Regardless of the extent of the vacuum, water can only be "lifted" a set distance or height due to its vaporization pressure. As the pressure above the water is reduced the water will tend to rise as a result of the atmospheric pressure which is tending to push the water into the pump suction piping. The theoretical maximum suction lift for water is 33.9 feet. From a practical standpoint in consideration of the friction loss of the piping, the altitude of the station, etc., normally the maximum lift for any pump is approximately 25 feet. However, it must be remembered that cavitation of the impeller increases as the suction lift increases and, therefore, the pump, where possible, should be located so that the suction is submerged at all times.

**Review**

In this lesson we learned about the use of different types of pumps at treatment facilities. Also, a variety of different types of pumps and pump sizes are used throughout the plant and system. Some of these are; source or raw water pumps, lagoon pumps, chemical feeder pumps, lab sample pumps, finished water pumps (pump water from the clearwell to the distribution system. Displacement and velocity pumps are the two main categories of pumps used at treatment facilities. Both of which will increase the velocity of the water being pumped.

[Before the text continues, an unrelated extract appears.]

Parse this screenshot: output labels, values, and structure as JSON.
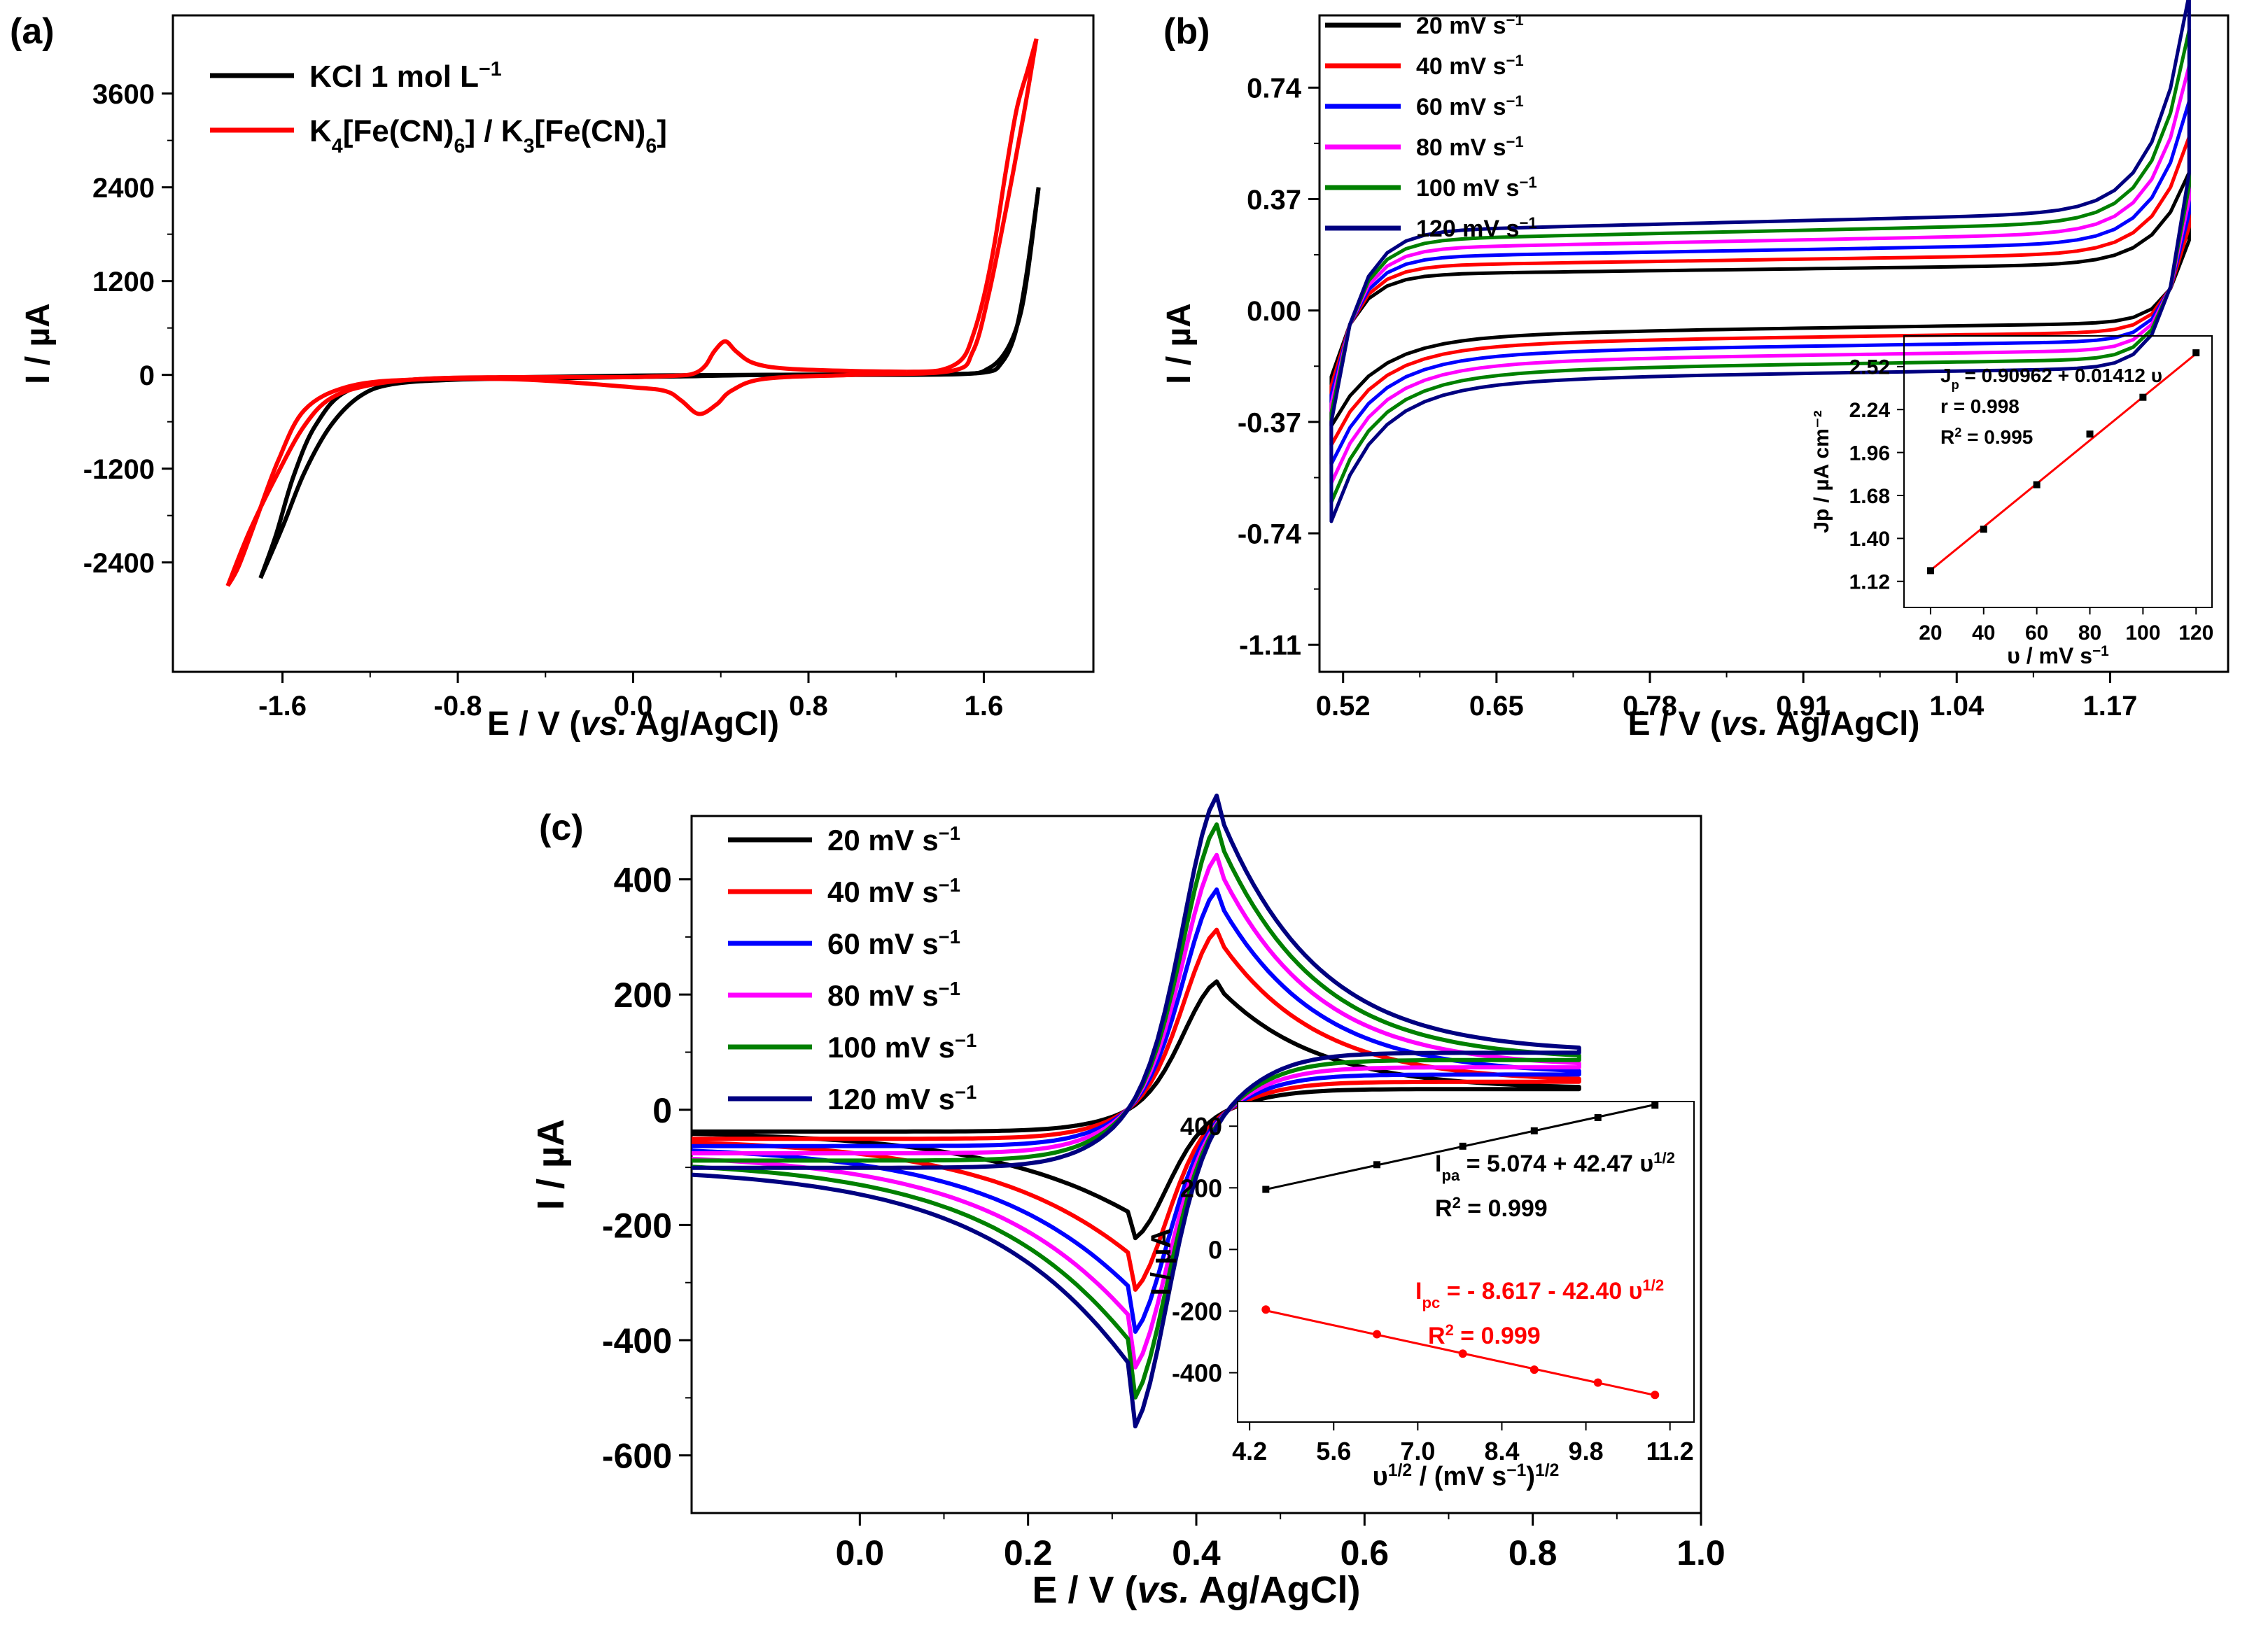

Pressure, velocity and quantity of the water are discussed. Pressure is the unit of force on the water.

The speed of the water is called the velocity, and the quantity is the amount of water flowing through the pipes in the system based on the PSI. We discuss some conversions and mathematical relationships between each of these.

We also, discuss the method that water flows from the source to the customer, and all the pumps involved with this process. An example of small systems and large systems are discussed. A small system consists of the source, pump, pressure gauge, and manual valve at the end. A large system consists of more tanks, pipes, and valves to be used to transfer the water from the source to the customer.

We also, start a brief discussion about the relationship between pump horsepower and pump efficiency. Horsepower is equal to the PSI (pounds per square inch) X (times) the GPM (gallons per minute) divided by 1715. Pump horsepower and efficiency will be discussed in more detail later.

**Sources**

AWWA - Water Distribution Manual

AWWA - Operator Study Guide

**Assignment**

Answer the following questions and email or fax to the instructor.

- Draw and label an example of a small pumping system .
- Draw and label an example of a large pumping system, from source to the public.
- A flow rate of 250 gal/min is measured through a sedimentation basin with dimensions of Length = 30 ft, Width = 10 ft, Depth = 8 ft. What is the velocity through the tank?
- The term for the pressure against which a pump must operate is ______________.
- Pressure is measured in ______________.
- One pound per square inch pressure will support a column of water that is _________________.
- Explain why a pump impeller may need to be trimmed.
- A sewage pump must be able to pass a _____ in. diameter solid which requires the use of _____ in. piping on the pump.